La solitudine offre all'uomo altolocato intellettualmente due vantaggi: il primo d'esser con sé, il secondo di non esser con gli altri."
— Arthur Schopenhauer
Cosa resta della felicità quando si è trascorso gran parte della vita a schivare seccature, a costruirsi una fortezza di abitudini, a rifugiarsi in una calma di letture, silenzi e relazioni selezionate? Il professore settantenne di Gianni Di Gregorio sembra aver raggiunto quella fragile oasi di quiete che molti confondono con la pace: una pensione dignitosa, una compagna discreta, qualche amico, una casa ordinata e protettiva. Ma il mondo, con la sua brutalità, bussa sempre alla porta, e lo fa attraverso la famiglia: la figlia in crisi, due nipoti incontenibili, il caos che irrompe dove regnava la compostezza.
È in questa collisione che il film prende corpo: non come cronaca di un’ennesima commedia familiare, ma come riflessione filosofica sulla condizione dell’uomo, costretto a misurarsi con la più inevitabile delle appartenenze — quella familiare.

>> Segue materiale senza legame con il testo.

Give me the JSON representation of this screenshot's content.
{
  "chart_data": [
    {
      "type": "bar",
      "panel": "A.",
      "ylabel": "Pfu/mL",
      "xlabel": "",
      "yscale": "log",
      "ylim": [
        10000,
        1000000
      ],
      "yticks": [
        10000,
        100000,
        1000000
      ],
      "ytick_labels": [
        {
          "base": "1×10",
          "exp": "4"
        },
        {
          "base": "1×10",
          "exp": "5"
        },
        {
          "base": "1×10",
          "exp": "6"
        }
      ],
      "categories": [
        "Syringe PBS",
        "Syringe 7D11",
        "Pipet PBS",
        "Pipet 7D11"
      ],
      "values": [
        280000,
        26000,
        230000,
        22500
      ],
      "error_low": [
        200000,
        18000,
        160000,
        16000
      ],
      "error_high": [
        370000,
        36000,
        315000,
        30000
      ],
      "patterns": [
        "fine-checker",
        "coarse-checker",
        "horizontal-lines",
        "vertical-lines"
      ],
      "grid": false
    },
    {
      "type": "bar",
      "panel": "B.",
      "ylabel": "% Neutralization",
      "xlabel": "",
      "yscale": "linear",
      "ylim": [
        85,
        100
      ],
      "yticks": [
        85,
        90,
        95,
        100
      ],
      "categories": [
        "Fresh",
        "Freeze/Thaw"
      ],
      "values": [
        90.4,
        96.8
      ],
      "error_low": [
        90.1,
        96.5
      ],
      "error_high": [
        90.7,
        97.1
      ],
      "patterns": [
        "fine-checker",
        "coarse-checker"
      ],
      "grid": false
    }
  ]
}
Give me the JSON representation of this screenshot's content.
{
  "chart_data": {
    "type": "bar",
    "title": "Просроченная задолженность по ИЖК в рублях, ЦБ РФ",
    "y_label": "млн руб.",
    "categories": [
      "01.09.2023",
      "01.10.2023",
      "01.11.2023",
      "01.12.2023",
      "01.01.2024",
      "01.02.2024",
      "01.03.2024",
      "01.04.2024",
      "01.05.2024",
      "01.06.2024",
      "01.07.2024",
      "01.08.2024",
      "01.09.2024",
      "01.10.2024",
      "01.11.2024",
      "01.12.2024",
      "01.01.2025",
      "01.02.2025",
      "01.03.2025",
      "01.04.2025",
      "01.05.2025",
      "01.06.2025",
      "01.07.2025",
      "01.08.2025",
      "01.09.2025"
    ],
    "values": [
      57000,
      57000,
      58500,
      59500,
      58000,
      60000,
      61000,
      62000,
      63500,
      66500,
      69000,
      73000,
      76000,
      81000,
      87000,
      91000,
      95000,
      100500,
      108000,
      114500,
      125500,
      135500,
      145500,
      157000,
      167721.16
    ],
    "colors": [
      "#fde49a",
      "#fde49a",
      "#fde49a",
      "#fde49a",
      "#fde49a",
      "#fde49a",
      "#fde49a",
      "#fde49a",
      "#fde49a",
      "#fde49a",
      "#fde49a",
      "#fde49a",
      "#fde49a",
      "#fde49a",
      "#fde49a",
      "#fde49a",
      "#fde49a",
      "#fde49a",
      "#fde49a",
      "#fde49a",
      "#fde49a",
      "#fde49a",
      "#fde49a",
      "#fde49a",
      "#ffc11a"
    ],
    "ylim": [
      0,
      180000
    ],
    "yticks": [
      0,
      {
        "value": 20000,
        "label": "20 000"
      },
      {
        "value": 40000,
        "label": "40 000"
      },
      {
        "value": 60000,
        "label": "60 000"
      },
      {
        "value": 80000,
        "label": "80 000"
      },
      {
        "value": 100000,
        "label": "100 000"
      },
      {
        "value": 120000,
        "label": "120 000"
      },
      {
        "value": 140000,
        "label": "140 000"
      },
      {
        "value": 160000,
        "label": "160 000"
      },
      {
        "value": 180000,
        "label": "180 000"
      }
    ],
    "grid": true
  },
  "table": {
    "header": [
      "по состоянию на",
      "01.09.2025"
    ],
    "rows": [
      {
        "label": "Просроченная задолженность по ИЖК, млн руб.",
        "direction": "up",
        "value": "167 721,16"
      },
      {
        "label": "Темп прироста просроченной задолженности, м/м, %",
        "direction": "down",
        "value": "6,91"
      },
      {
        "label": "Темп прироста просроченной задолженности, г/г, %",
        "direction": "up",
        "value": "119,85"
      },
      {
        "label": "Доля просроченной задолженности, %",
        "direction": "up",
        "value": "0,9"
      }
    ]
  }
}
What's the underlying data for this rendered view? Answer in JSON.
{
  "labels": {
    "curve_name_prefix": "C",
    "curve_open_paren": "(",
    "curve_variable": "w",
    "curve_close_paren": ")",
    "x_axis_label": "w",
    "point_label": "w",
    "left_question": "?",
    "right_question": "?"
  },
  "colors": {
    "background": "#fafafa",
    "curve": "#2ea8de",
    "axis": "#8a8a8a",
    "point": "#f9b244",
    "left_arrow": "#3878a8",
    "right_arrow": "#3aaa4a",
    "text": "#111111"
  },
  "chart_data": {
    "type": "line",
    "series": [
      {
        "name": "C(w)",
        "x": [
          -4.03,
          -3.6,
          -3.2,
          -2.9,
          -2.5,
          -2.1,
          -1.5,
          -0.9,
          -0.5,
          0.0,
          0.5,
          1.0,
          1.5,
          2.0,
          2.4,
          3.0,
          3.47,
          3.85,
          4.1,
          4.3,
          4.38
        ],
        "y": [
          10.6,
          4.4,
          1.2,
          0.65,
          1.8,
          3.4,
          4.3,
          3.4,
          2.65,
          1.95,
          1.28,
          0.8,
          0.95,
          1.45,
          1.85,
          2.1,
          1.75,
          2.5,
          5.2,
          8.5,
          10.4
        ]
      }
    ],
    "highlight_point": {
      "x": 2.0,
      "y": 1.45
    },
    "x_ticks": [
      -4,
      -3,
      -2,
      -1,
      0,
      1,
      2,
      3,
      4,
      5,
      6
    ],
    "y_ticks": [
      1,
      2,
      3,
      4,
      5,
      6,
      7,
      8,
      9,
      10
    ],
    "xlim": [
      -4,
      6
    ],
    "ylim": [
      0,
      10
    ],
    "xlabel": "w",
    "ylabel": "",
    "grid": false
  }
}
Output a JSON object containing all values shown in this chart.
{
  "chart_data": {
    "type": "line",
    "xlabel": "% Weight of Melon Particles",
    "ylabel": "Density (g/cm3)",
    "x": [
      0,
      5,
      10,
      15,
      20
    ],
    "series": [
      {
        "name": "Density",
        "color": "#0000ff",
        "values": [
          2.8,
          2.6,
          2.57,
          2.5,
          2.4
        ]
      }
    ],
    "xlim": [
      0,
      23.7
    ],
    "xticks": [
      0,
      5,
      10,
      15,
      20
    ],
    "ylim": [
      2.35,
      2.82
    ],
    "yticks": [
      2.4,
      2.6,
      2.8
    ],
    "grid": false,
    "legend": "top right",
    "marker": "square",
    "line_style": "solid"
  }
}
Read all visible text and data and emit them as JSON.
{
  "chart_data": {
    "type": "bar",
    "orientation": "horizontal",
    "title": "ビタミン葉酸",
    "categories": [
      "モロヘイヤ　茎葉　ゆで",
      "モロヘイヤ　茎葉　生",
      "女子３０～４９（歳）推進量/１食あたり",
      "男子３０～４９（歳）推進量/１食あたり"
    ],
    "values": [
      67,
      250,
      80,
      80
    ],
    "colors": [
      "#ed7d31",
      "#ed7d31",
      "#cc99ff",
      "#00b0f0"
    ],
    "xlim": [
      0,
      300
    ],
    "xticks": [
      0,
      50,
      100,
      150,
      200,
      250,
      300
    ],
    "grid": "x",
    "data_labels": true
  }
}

La famiglia: gabbia e rifugio, dono e condanna, invadenza e consolazione. Nessun luogo più della famiglia sa insieme frantumare l’illusione di libertà e restituire il senso stesso del vivere. “Stavo così bene, la famiglia ti frega” potrebbe essere la sintesi amara di un personaggio che si ritrova a sacrificare la sua ordinata felicità privata per rientrare nel disordine collettivo dell’amore.
Di Gregorio costruisce una narrazione in cui ogni gesto diventa segno: l’arrivo dei nipoti incrina i rituali, interrompe il silenzio, destabilizza l’ordine. Eppure proprio questa rottura spalanca una dimensione nuova: la scoperta che l’amore, pur nella sua componente di dolore e rinuncia, è l’unica esperienza capace di strapparci alla sterilità dell’autoconservazione. L’affetto, che grava come peso insopportabile, si rivela anche possibilità di trascendenza quotidiana: l’eroismo del prendersi cura, il sacrificio che diventa prova di esistenza.
Il film, sotto l’apparente leggerezza narrativa, mette in scena un confronto tra nostalgia e inevitabilità. Nostalgia di una vita silenziosa, autarchica, sottratta alle invasioni degli altri; inevitabilità di legami che si impongono come destino. È anche un discorso sull’irrecuperabilità: non si torna indietro una volta che il mondo entra nella nostra casa, non si cancella il rumore dopo che ha spezzato il silenzio.
L’opera, con la sua consueta ironia gentile, parla però anche di altro: del tradimento e del perdono, del desiderio e della responsabilità, dell’importanza della cultura come sguardo critico sulla vita (che siano i Longobardi evocati con leggerezza o i fantasmi della storia che ci accompagnano). La cultura appare come il contrappeso fragile a cui aggrapparsi quando la realtà personale traballa.
Come ti muovi, sbagli diventa così una parabola sulla condizione umana: sulla solitudine che può essere scelta ma raramente concessione duratura; sull’amore che illude e ferisce ma che continua a imporsi come prospettiva di senso; sul tradimento e sul perdono, sulla responsabilità e il desiderio. Sulla famiglia come paradosso di compagnia e limite, radice e vincolo.
Il concetto di delusione è centrale: quanto gli altri possono deludere la nostra poesia e la nostra visione delle cose e quanto noi possiamo deludere le aspettative altrui.
Una finestra sulle abitudini, la necessità dei rituali e per alcuni dell’ordine e del silenzio. In questa oscillazione tra conforto e oppressione, tra caos e nostalgia, il film trova il suo respiro esistenziale: la conferma che non esiste una vita completamente sottratta agli altri, e che ogni tentativo di salvarsi da essi è, forse, destinato a fallire.
E tuttavia, nella sottile e dolorosa ironia della vita, si percepisce anche un altro nucleo di verità: spesso salvare se stessi, ritirarsi dalle trame altrui e dagli obblighi imposti dal legame, può rivelarsi più produttivo e autentico che essere condannati a vivere intrappolati nel flusso incessante degli altri. La libertà scelta, anche se segnata da isolamento e silenzio, diventa allora l’unico terreno in cui il soggetto può riappropriarsi della propria esistenza, dove la serenità non è concessione, ma conquista fragile e consapevole.
La solitudine è la compagnia di chi sa stare con sé stesso."